The rocket maker’s listing will hand its earliest backers tens of billions of dollars in paper gains, led by Founders Fund, Sequoia Capital, Andreessen Horowitz, and Valor Equity Partners.
Founders Fund, the firm co-founded by Peter Thiel, stands to gain the most. After investing around $600m across several rounds over nearly two decades, it holds a stake of roughly 3%. At the $135-per-share offer price, that position is worth more than $50bn, a return that ranks among the most lucrative single bets in venture history.
The gains are concentrated among a tight circle of Musk allies. Valor Equity Partners, founded by Antonio Gracias, owns close to 4%, worth nearly $70bn on the IPO paperwork. Sequoia Capital, which first invested in late 2019, holds about 1.5%, a stake now valued at more than $20bn against the roughly $2bn it committed, a sum that included $800m channelled into X, Musk’s social media platform.
Andreessen Horowitz is on course for the biggest return in its history, with a holding worth more than $10bn. DFJ Growth, meanwhile, sits on at least 2%, worth a minimum of $35bn after putting in more than $800m.
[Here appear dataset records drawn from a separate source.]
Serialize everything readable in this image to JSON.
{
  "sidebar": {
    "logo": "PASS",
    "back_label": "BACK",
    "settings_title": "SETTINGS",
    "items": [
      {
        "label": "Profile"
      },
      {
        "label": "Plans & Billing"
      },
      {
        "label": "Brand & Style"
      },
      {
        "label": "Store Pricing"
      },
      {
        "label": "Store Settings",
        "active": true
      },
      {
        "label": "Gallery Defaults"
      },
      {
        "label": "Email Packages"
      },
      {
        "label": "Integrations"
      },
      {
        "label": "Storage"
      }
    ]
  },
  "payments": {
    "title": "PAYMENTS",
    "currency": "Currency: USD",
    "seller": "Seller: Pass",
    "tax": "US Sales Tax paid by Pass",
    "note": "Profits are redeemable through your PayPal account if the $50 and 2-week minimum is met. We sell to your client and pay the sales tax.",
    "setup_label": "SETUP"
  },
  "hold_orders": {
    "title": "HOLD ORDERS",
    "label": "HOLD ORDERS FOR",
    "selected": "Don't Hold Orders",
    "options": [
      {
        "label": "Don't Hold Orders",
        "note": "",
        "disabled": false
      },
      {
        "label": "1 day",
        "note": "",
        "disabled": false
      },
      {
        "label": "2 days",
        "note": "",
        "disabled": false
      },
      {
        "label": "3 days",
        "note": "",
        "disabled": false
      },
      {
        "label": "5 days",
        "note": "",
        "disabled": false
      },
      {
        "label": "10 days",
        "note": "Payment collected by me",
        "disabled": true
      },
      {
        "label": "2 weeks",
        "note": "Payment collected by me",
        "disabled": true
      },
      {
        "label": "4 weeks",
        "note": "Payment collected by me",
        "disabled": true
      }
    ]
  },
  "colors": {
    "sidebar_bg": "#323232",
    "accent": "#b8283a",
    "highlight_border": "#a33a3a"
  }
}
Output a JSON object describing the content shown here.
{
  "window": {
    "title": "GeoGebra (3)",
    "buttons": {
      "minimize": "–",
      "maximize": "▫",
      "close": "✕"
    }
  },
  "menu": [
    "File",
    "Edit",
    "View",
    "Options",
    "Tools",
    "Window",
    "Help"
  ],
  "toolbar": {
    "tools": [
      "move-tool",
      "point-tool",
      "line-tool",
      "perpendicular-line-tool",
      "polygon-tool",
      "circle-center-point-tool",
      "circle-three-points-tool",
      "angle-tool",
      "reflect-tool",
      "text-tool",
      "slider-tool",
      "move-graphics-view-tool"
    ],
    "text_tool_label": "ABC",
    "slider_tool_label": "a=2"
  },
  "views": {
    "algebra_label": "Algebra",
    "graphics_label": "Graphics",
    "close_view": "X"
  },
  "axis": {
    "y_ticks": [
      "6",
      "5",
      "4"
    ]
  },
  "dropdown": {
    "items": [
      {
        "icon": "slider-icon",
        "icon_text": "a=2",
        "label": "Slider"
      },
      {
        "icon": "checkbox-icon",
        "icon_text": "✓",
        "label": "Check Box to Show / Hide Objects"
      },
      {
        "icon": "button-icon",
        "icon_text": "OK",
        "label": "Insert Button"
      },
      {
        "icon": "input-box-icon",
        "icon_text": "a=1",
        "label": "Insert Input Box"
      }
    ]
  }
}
SpaceX is set to begin trading on Friday after raising $75bn, the largest IPO on record. In an industry where many companies are staying private for longer, the listing is a rare and emphatic exit, and a vindication of those who backed Musk’s space ambitions more than 20 years ago.
For some, the upside may still be building. Thrive Capital, which first invested when SpaceX was valued at just $38bn, is also a backer of the AI coding startup Cursor, which SpaceX is expected to buy for $60bn later this year. If that deal closes, Thrive’s combined exposure through its direct stake and its Cursor holding would be worth around $10bn.
Smaller early backers, including 137 Ventures with about 1%, round out a roster of investors poised to convert long-held private positions into substantial public-market value.